I don’t know how I knew the Old Rhinebeck Aerodrome was there. I just knew there was a grass strip airport over-the-border in New York State that featured classic airplanes. That’s all I knew when I asked my friend Harvey Kliman if he wanted to go?
Harvey knew less than I knew!
We both knew it was a photo op. For Harvey that means video with his HD camcorder. For me stills–lots of stills.
Sunday was forecast to be beautiful so we planned to meet around 10:00 AM for the two hour top down drive. The automated routemakers from Google and Garmin wanted us to drive the fast way but I had other ideas. We headed up Route 8 to Winsted, then west-northwest through the corner of Connecticut and into New York.
With less than three miles to go and no other automotive aerodrome traffic in site my GPS turned us onto a neighborhood street which quickly became a gravel road. Before Harvey and I could get a handle on what was going on the gravel turned back to pavement and a small sign assured us we were on the right path.
Old Rhinebeck Aerodrome is what the Smithsonian Air and Space Museum might aspire to, if it could just use the Washington Mall as a runway!
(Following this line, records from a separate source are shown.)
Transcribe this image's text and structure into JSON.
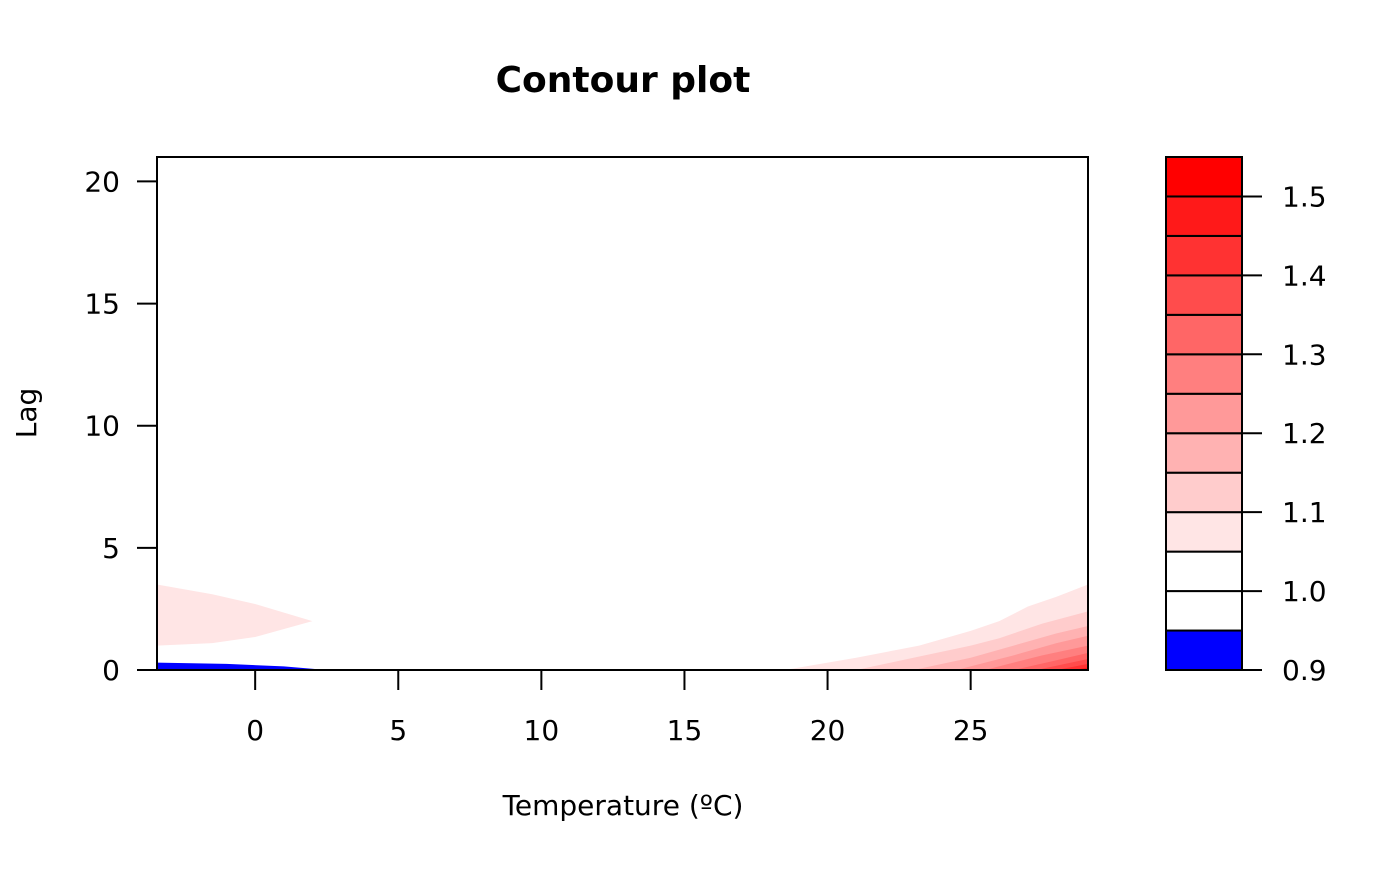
{
  "chart_data": {
    "type": "contour",
    "title": "Contour plot",
    "xlabel": "Temperature (ºC)",
    "ylabel": "Lag",
    "xlim": [
      -3.43,
      29.1
    ],
    "ylim": [
      0,
      21
    ],
    "xticks": [
      0,
      5,
      10,
      15,
      20,
      25
    ],
    "yticks": [
      0,
      5,
      10,
      15,
      20
    ],
    "grid": false,
    "legend": {
      "placement": "right",
      "levels": [
        0.9,
        0.95,
        1.0,
        1.05,
        1.1,
        1.15,
        1.2,
        1.25,
        1.3,
        1.35,
        1.4,
        1.45,
        1.5,
        1.55
      ],
      "colors": [
        "#0000FF",
        "#FFFFFF",
        "#FFFFFF",
        "#FFE5E5",
        "#FFCCCC",
        "#FFB2B2",
        "#FF9999",
        "#FF7F7F",
        "#FF6666",
        "#FF4C4C",
        "#FF3232",
        "#FF1919",
        "#FF0000"
      ],
      "ticks": [
        0.9,
        1.0,
        1.1,
        1.2,
        1.3,
        1.4,
        1.5
      ],
      "tick_labels": [
        "0.9",
        "1.0",
        "1.1",
        "1.2",
        "1.3",
        "1.4",
        "1.5"
      ]
    },
    "regions": [
      {
        "level_from": 0.9,
        "color": "#0000FF",
        "points": [
          [
            -3.43,
            0
          ],
          [
            -3.43,
            0.3
          ],
          [
            -1,
            0.25
          ],
          [
            1,
            0.15
          ],
          [
            2.5,
            0
          ],
          [
            -3.43,
            0
          ]
        ]
      },
      {
        "level_from": 1.05,
        "color": "#FFE5E5",
        "points": [
          [
            -3.43,
            1.0
          ],
          [
            -1.5,
            1.1
          ],
          [
            0,
            1.35
          ],
          [
            2,
            2.0
          ],
          [
            0,
            2.7
          ],
          [
            -1.5,
            3.1
          ],
          [
            -3.43,
            3.5
          ]
        ]
      },
      {
        "level_from": 1.05,
        "color": "#FFE5E5",
        "points": [
          [
            18.5,
            0
          ],
          [
            21,
            0.5
          ],
          [
            23.2,
            1.0
          ],
          [
            25,
            1.6
          ],
          [
            26,
            2.0
          ],
          [
            27,
            2.6
          ],
          [
            28,
            3.0
          ],
          [
            29.1,
            3.5
          ],
          [
            29.1,
            0
          ]
        ]
      },
      {
        "level_from": 1.1,
        "color": "#FFCCCC",
        "points": [
          [
            21,
            0
          ],
          [
            23,
            0.5
          ],
          [
            25,
            1.0
          ],
          [
            26,
            1.3
          ],
          [
            27.5,
            1.9
          ],
          [
            29.1,
            2.4
          ],
          [
            29.1,
            0
          ]
        ]
      },
      {
        "level_from": 1.15,
        "color": "#FFB2B2",
        "points": [
          [
            23,
            0
          ],
          [
            25,
            0.5
          ],
          [
            26.5,
            1.0
          ],
          [
            28,
            1.5
          ],
          [
            29.1,
            1.8
          ],
          [
            29.1,
            0
          ]
        ]
      },
      {
        "level_from": 1.2,
        "color": "#FF9999",
        "points": [
          [
            24.5,
            0
          ],
          [
            26.5,
            0.6
          ],
          [
            28,
            1.1
          ],
          [
            29.1,
            1.4
          ],
          [
            29.1,
            0
          ]
        ]
      },
      {
        "level_from": 1.25,
        "color": "#FF7F7F",
        "points": [
          [
            25.5,
            0
          ],
          [
            27.5,
            0.6
          ],
          [
            29.1,
            1.0
          ],
          [
            29.1,
            0
          ]
        ]
      },
      {
        "level_from": 1.3,
        "color": "#FF6666",
        "points": [
          [
            26.5,
            0
          ],
          [
            28,
            0.4
          ],
          [
            29.1,
            0.7
          ],
          [
            29.1,
            0
          ]
        ]
      },
      {
        "level_from": 1.35,
        "color": "#FF4C4C",
        "points": [
          [
            27.3,
            0
          ],
          [
            28.3,
            0.25
          ],
          [
            29.1,
            0.45
          ],
          [
            29.1,
            0
          ]
        ]
      },
      {
        "level_from": 1.4,
        "color": "#FF3232",
        "points": [
          [
            28,
            0
          ],
          [
            29.1,
            0.25
          ],
          [
            29.1,
            0
          ]
        ]
      },
      {
        "level_from": 1.45,
        "color": "#FF1919",
        "points": [
          [
            28.6,
            0
          ],
          [
            29.1,
            0.1
          ],
          [
            29.1,
            0
          ]
        ]
      }
    ]
  }
}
Rhinebeck is a museum of the living. Its home is an idyllic strip of land nestled between the trees. A few handfuls of very old planes sit adjacent to a grass runway. These planes fly!
I walked to a cotton rope which separated the hoi polloi from the exhibits. A man dressed as a mechanic circa 1935 said I could come in and take some photos.
Good God, flying was different back then. These planes were simple–yet intricate. Simplicity meant a minimum of adjustments and controls. What was intricate were the cables and spars and fasteners that held it all together.
Safety was never a design consideration. Pilots were outside and exposed to everything the plane had to take.
For $65 I got to climb into a 1937 New Standard D25 and fly a few circuits over the Hudson Valley.
I have flown in everything from an F/A-18 to an ultralight. This was a totally new experience.
With four passengers and a lone pilot the plane taxied to the end of the runway and up a tiny rise. That little molehill provided a extra speed for our lazy takeoff. On this calm day there was more connection to the atmosphere than I expected as we clumsily lurched skyward.
Beautiful doesn’t begin to describe our view. We flew low and slow toward the Kingston-Rhineclif Bridge. The sky was blue. The air was warm. Beneath us were farms and the huge homes of rich city folk who sometimes bought them. There were mountains in the distance in nearly every direction.
It was loud in the open cockpit–and windy! I held Clicky tight, wrapping its strap around my arm.
The trip didn’t last much more than 10 minutes, but that was enough. I was convinced.
At 2:30 Rhinebeck held an airshow. Imagine an assisted living facility talent show… but for airplanes!
One-by-one small crews of men gingerly coaxed the engines to fire. There was smoke as propellers began to spin. Sometimes the engines made it clear by their sound there was only so much they were willing to do! The planes taxie to the runway’s end, turned and then ran toward takeoff.
For the oldest few takeoff meant a few feet up before setting back onto the turf. I heard someone say they don’t fly “higher than the pilots would want to fall.”
Most rolled down the runway at full throttle then eased off the ground and over the trees.